Temporaryanonymity · 30/12/2016 10:10

I agree that receiving lots of texts can be really annoying. It puts me right off a person. I dated someone briefly last year and the constant texting drove me potty. I couldn't help but feel that it wasn't me he was interested in but the idea of me. I knocked it on the head quickly.

Blobby10 · 30/12/2016 10:17

Thanks for the update Memory - I'm sorry he hasn't been in contact but yay for you!! Good on you finding that will-power!!!
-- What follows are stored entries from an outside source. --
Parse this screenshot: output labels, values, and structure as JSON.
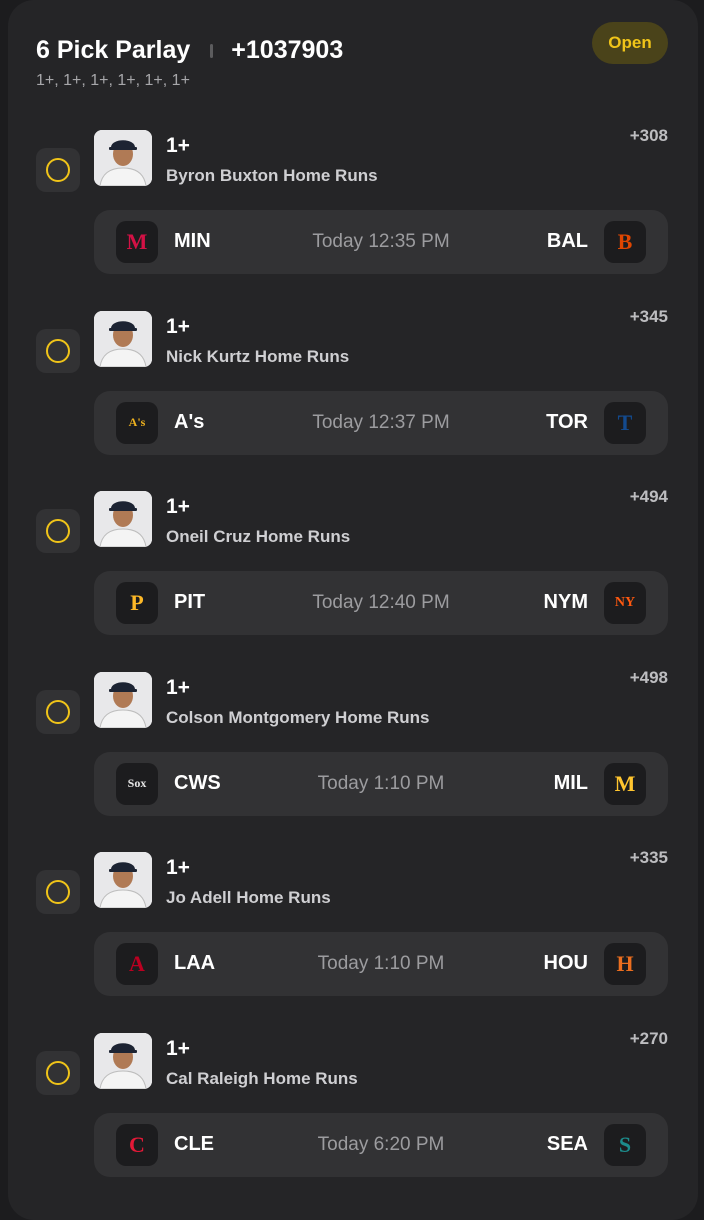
{
  "header": {
    "title": "6 Pick Parlay",
    "total_odds": "+1037903",
    "subtitle": "1+, 1+, 1+, 1+, 1+, 1+",
    "status": "Open"
  },
  "colors": {
    "accent": "#f0c419",
    "card": "#252527",
    "chip": "#323234"
  },
  "legs": [
    {
      "line": "1+",
      "market": "Byron Buxton Home Runs",
      "odds": "+308",
      "away": {
        "abbr": "MIN",
        "icon": "twins-logo-icon",
        "color": "#d31145",
        "mark": "M"
      },
      "time": "Today 12:35 PM",
      "home": {
        "abbr": "BAL",
        "icon": "orioles-logo-icon",
        "color": "#df4601",
        "mark": "B"
      }
    },
    {
      "line": "1+",
      "market": "Nick Kurtz Home Runs",
      "odds": "+345",
      "away": {
        "abbr": "A's",
        "icon": "athletics-logo-icon",
        "color": "#efb21e",
        "mark": "A's"
      },
      "time": "Today 12:37 PM",
      "home": {
        "abbr": "TOR",
        "icon": "blue-jays-logo-icon",
        "color": "#134a8e",
        "mark": "T"
      }
    },
    {
      "line": "1+",
      "market": "Oneil Cruz Home Runs",
      "odds": "+494",
      "away": {
        "abbr": "PIT",
        "icon": "pirates-logo-icon",
        "color": "#fdb827",
        "mark": "P"
      },
      "time": "Today 12:40 PM",
      "home": {
        "abbr": "NYM",
        "icon": "mets-logo-icon",
        "color": "#ff5910",
        "mark": "NY"
      }
    },
    {
      "line": "1+",
      "market": "Colson Montgomery Home Runs",
      "odds": "+498",
      "away": {
        "abbr": "CWS",
        "icon": "white-sox-logo-icon",
        "color": "#e6e6e6",
        "mark": "Sox"
      },
      "time": "Today 1:10 PM",
      "home": {
        "abbr": "MIL",
        "icon": "brewers-logo-icon",
        "color": "#ffc52f",
        "mark": "M"
      }
    },
    {
      "line": "1+",
      "market": "Jo Adell Home Runs",
      "odds": "+335",
      "away": {
        "abbr": "LAA",
        "icon": "angels-logo-icon",
        "color": "#ba0021",
        "mark": "A"
      },
      "time": "Today 1:10 PM",
      "home": {
        "abbr": "HOU",
        "icon": "astros-logo-icon",
        "color": "#eb6e1f",
        "mark": "H"
      }
    },
    {
      "line": "1+",
      "market": "Cal Raleigh Home Runs",
      "odds": "+270",
      "away": {
        "abbr": "CLE",
        "icon": "guardians-logo-icon",
        "color": "#e31937",
        "mark": "C"
      },
      "time": "Today 6:20 PM",
      "home": {
        "abbr": "SEA",
        "icon": "mariners-logo-icon",
        "color": "#1c8b8b",
        "mark": "S"
      }
    }
  ]
}
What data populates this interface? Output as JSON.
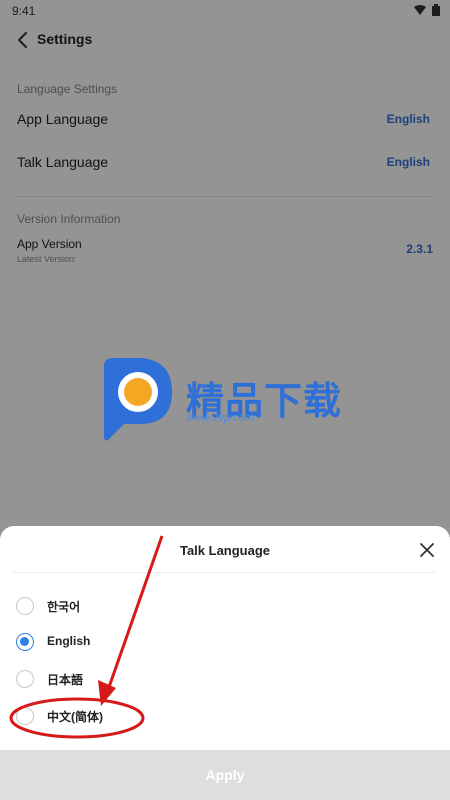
{
  "status_bar": {
    "time": "9:41",
    "icons": [
      "wifi-icon",
      "battery-icon"
    ]
  },
  "header": {
    "title": "Settings",
    "back_icon": "chevron-left-icon"
  },
  "language_settings": {
    "section": "Language Settings",
    "app_language": {
      "label": "App Language",
      "value": "English"
    },
    "talk_language": {
      "label": "Talk Language",
      "value": "English"
    }
  },
  "version_info": {
    "section": "Version Information",
    "app_version": {
      "label": "App Version",
      "sublabel": "Latest Version:",
      "value": "2.3.1"
    }
  },
  "watermark": {
    "text": "精品下载",
    "url": "www.J9p.com"
  },
  "sheet": {
    "title": "Talk Language",
    "close_icon": "close-icon",
    "options": [
      {
        "label": "한국어",
        "selected": false
      },
      {
        "label": "English",
        "selected": true
      },
      {
        "label": "日本語",
        "selected": false
      },
      {
        "label": "中文(简体)",
        "selected": false
      }
    ],
    "apply_label": "Apply"
  },
  "colors": {
    "accent": "#2f7fe8",
    "value_text": "#2f6fd6",
    "annotation": "#d61a1a",
    "apply_bg": "#dedede"
  }
}
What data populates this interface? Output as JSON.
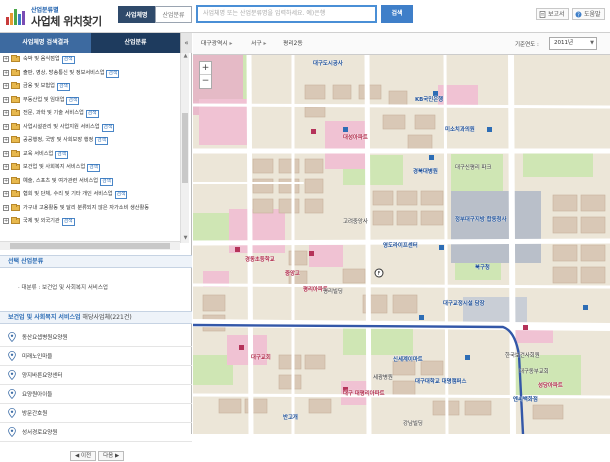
{
  "header": {
    "logo_sub": "산업분류별",
    "logo_title": "사업체 위치찾기",
    "tabs": [
      "사업체명",
      "산업분류"
    ],
    "search_placeholder": "사업체명 또는 산업분류명을 입력하세요. 예)은행",
    "search_label": "검색",
    "report_label": "보고서",
    "help_label": "도움말"
  },
  "sidebar": {
    "tabs": [
      "사업체명 검색결과",
      "산업분류"
    ],
    "collapse": "«",
    "tree": [
      {
        "label": "숙박 및 음식점업",
        "badge": "검색"
      },
      {
        "label": "출판, 영상, 방송통신 및 정보서비스업",
        "badge": "검색"
      },
      {
        "label": "금융 및 보험업",
        "badge": "검색"
      },
      {
        "label": "부동산업 및 임대업",
        "badge": "검색"
      },
      {
        "label": "전문, 과학 및 기술 서비스업",
        "badge": "검색"
      },
      {
        "label": "사업시설관리 및 사업지원 서비스업",
        "badge": "검색"
      },
      {
        "label": "공공행정, 국방 및 사회보장 행정",
        "badge": "검색"
      },
      {
        "label": "교육 서비스업",
        "badge": "검색"
      },
      {
        "label": "보건업 및 사회복지 서비스업",
        "badge": "검색"
      },
      {
        "label": "예술, 스포츠 및 여가관련 서비스업",
        "badge": "검색"
      },
      {
        "label": "협회 및 단체, 수리 및 기타 개인 서비스업",
        "badge": "검색"
      },
      {
        "label": "가구내 고용활동 및 달리 분류되지 않은 자가소비 생산활동",
        "badge": ""
      },
      {
        "label": "국제 및 외국기관",
        "badge": "검색"
      }
    ],
    "selected_head": "선택 산업분류",
    "selected_path": "· 대분류 : 보건업 및 사회복지 서비스업",
    "result_category": "보건업 및 사회복지 서비스업",
    "result_count": " 해당사업체(221건)",
    "results": [
      "동산요셉병원요양원",
      "미래노인마을",
      "양지바른요양센터",
      "요양원아이들",
      "방문간호원",
      "성서경로요양원"
    ],
    "pager": {
      "prev": "◀ 이전",
      "next": "다음 ▶"
    }
  },
  "toolbar": {
    "crumbs": [
      "대구광역시",
      "서구",
      "평리2동"
    ],
    "year_label": "기준연도 :",
    "year_value": "2011년"
  },
  "map": {
    "zoom_in": "+",
    "zoom_out": "−",
    "labels": [
      {
        "t": "대구도시공사",
        "c": "blue"
      },
      {
        "t": "KB국민은행",
        "c": "blue"
      },
      {
        "t": "미소치과의원",
        "c": "blue"
      },
      {
        "t": "대성아파트",
        "c": "red"
      },
      {
        "t": "경북대병원",
        "c": "blue"
      },
      {
        "t": "대구신평리 파크",
        "c": ""
      },
      {
        "t": "정부대구지방 합동청사",
        "c": "blue"
      },
      {
        "t": "고려중앙사",
        "c": ""
      },
      {
        "t": "경동초등학교",
        "c": "red"
      },
      {
        "t": "북구청",
        "c": "blue"
      },
      {
        "t": "영도라이프센터",
        "c": "blue"
      },
      {
        "t": "중앙고",
        "c": "red"
      },
      {
        "t": "평리아파트",
        "c": "red"
      },
      {
        "t": "대구교회",
        "c": "red"
      },
      {
        "t": "대구교정시설 담장",
        "c": "blue"
      },
      {
        "t": "신세계이마트",
        "c": "blue"
      },
      {
        "t": "세광병원",
        "c": ""
      },
      {
        "t": "대구 대평리아파트",
        "c": "red"
      },
      {
        "t": "대구대학교 대명캠퍼스",
        "c": "blue"
      },
      {
        "t": "한국보건사회원",
        "c": ""
      },
      {
        "t": "대구동부교회",
        "c": ""
      },
      {
        "t": "엔씨백화점",
        "c": "blue"
      },
      {
        "t": "성당아파트",
        "c": "red"
      },
      {
        "t": "강남빌딩",
        "c": ""
      },
      {
        "t": "반고개",
        "c": "blue"
      },
      {
        "t": "평리빌딩",
        "c": ""
      }
    ]
  },
  "colors": {
    "accent": "#3f7fc9",
    "nav_dark": "#1e3b5e",
    "badge": "#2d6db5"
  }
}
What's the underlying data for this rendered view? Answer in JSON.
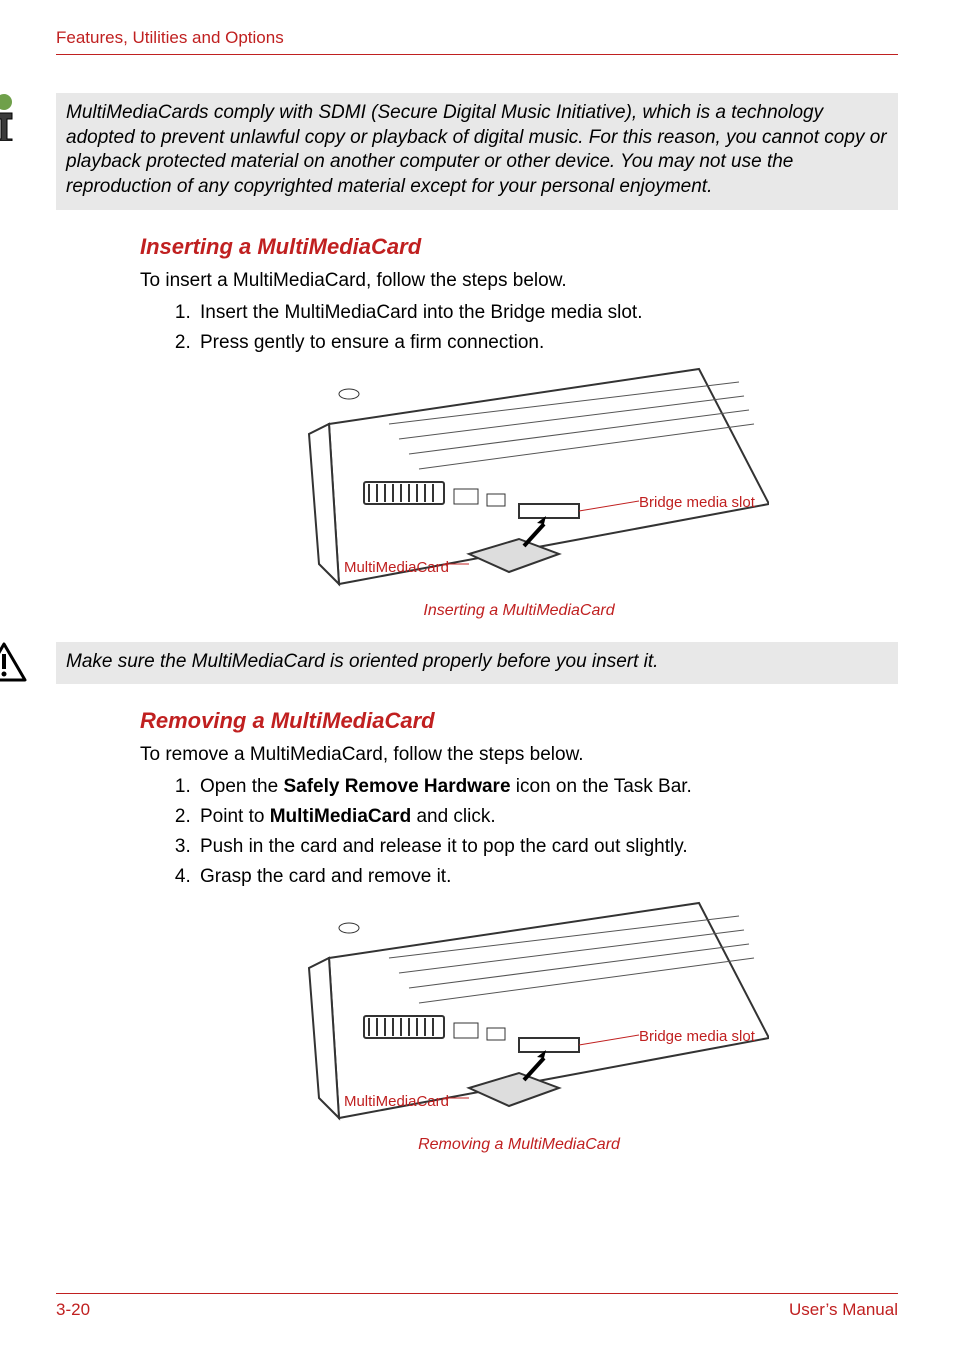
{
  "header": "Features, Utilities and Options",
  "info_box": "MultiMediaCards comply with SDMI (Secure Digital Music Initiative), which is a technology adopted to prevent unlawful copy or playback of digital music. For this reason, you cannot copy or playback protected material on another computer or other device. You may not use the reproduction of any copyrighted material except for your personal enjoyment.",
  "section1": {
    "title": "Inserting a MultiMediaCard",
    "intro": "To insert a MultiMediaCard, follow the steps below.",
    "steps": [
      "Insert the MultiMediaCard into the Bridge media slot.",
      "Press gently to ensure a firm connection."
    ],
    "fig_label_right": "Bridge media slot",
    "fig_label_left": "MultiMediaCard",
    "caption": "Inserting a MultiMediaCard"
  },
  "warning_box": "Make sure the MultiMediaCard is oriented properly before you insert it.",
  "section2": {
    "title": "Removing a MultiMediaCard",
    "intro": "To remove a MultiMediaCard, follow the steps below.",
    "steps": [
      {
        "pre": "Open the ",
        "bold": "Safely Remove Hardware",
        "post": " icon on the Task Bar."
      },
      {
        "pre": "Point to ",
        "bold": "MultiMediaCard",
        "post": " and click."
      },
      {
        "plain": "Push in the card and release it to pop the card out slightly."
      },
      {
        "plain": "Grasp the card and remove it."
      }
    ],
    "fig_label_right": "Bridge media slot",
    "fig_label_left": "MultiMediaCard",
    "caption": "Removing a MultiMediaCard"
  },
  "footer": {
    "page": "3-20",
    "manual": "User’s Manual"
  }
}
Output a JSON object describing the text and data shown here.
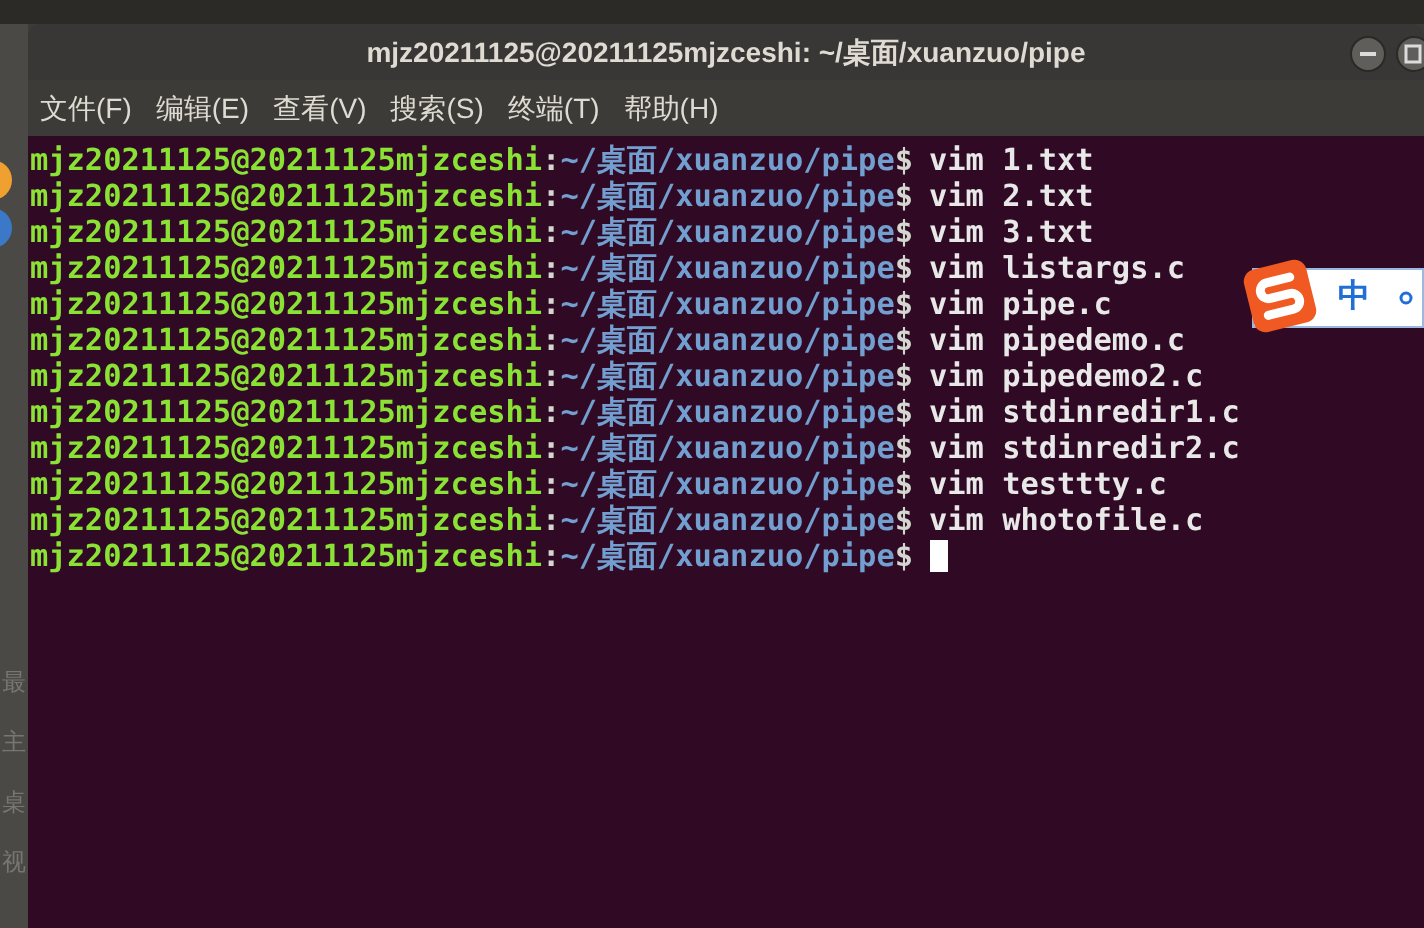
{
  "background_panel": {
    "items": [
      "最",
      "主",
      "桌",
      "视"
    ]
  },
  "window": {
    "title": "mjz20211125@20211125mjzceshi: ~/桌面/xuanzuo/pipe"
  },
  "menu": [
    "文件(F)",
    "编辑(E)",
    "查看(V)",
    "搜索(S)",
    "终端(T)",
    "帮助(H)"
  ],
  "terminal": {
    "lines": [
      {
        "user_host": "mjz20211125@20211125mjzceshi",
        "separator": ":",
        "path": "~/桌面/xuanzuo/pipe",
        "prompt": "$",
        "command": "vim 1.txt"
      },
      {
        "user_host": "mjz20211125@20211125mjzceshi",
        "separator": ":",
        "path": "~/桌面/xuanzuo/pipe",
        "prompt": "$",
        "command": "vim 2.txt"
      },
      {
        "user_host": "mjz20211125@20211125mjzceshi",
        "separator": ":",
        "path": "~/桌面/xuanzuo/pipe",
        "prompt": "$",
        "command": "vim 3.txt"
      },
      {
        "user_host": "mjz20211125@20211125mjzceshi",
        "separator": ":",
        "path": "~/桌面/xuanzuo/pipe",
        "prompt": "$",
        "command": "vim listargs.c"
      },
      {
        "user_host": "mjz20211125@20211125mjzceshi",
        "separator": ":",
        "path": "~/桌面/xuanzuo/pipe",
        "prompt": "$",
        "command": "vim pipe.c"
      },
      {
        "user_host": "mjz20211125@20211125mjzceshi",
        "separator": ":",
        "path": "~/桌面/xuanzuo/pipe",
        "prompt": "$",
        "command": "vim pipedemo.c"
      },
      {
        "user_host": "mjz20211125@20211125mjzceshi",
        "separator": ":",
        "path": "~/桌面/xuanzuo/pipe",
        "prompt": "$",
        "command": "vim pipedemo2.c"
      },
      {
        "user_host": "mjz20211125@20211125mjzceshi",
        "separator": ":",
        "path": "~/桌面/xuanzuo/pipe",
        "prompt": "$",
        "command": "vim stdinredir1.c"
      },
      {
        "user_host": "mjz20211125@20211125mjzceshi",
        "separator": ":",
        "path": "~/桌面/xuanzuo/pipe",
        "prompt": "$",
        "command": "vim stdinredir2.c"
      },
      {
        "user_host": "mjz20211125@20211125mjzceshi",
        "separator": ":",
        "path": "~/桌面/xuanzuo/pipe",
        "prompt": "$",
        "command": "vim testtty.c"
      },
      {
        "user_host": "mjz20211125@20211125mjzceshi",
        "separator": ":",
        "path": "~/桌面/xuanzuo/pipe",
        "prompt": "$",
        "command": "vim whotofile.c"
      },
      {
        "user_host": "mjz20211125@20211125mjzceshi",
        "separator": ":",
        "path": "~/桌面/xuanzuo/pipe",
        "prompt": "$",
        "cursor": true
      }
    ]
  },
  "ime_toolbar": {
    "mode": "中"
  }
}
My own flaky bloke hasn't contacted me either - I have drawn on your strength (sorry!) and not contacted him . I was googling singles holidays last night Grin

loobyloo1234 · 30/12/2016 10:20

I don't think there is any comeback from this OP? You've shown massive fragility already. Not an attractive trait. You sound lovely but just a bit needy that's all

Learn from this and don't over invest and become so intense so quickly Flowers

MemorySoup · 30/12/2016 10:27

looby thank you, but I'm still thinking there might be hope. He did respond to all the texts I sent 2 nights ago, and I didn't 'double text' at all. I was the last to text, so am just waiting for a response. If it doesn't come fair enough, I will move on.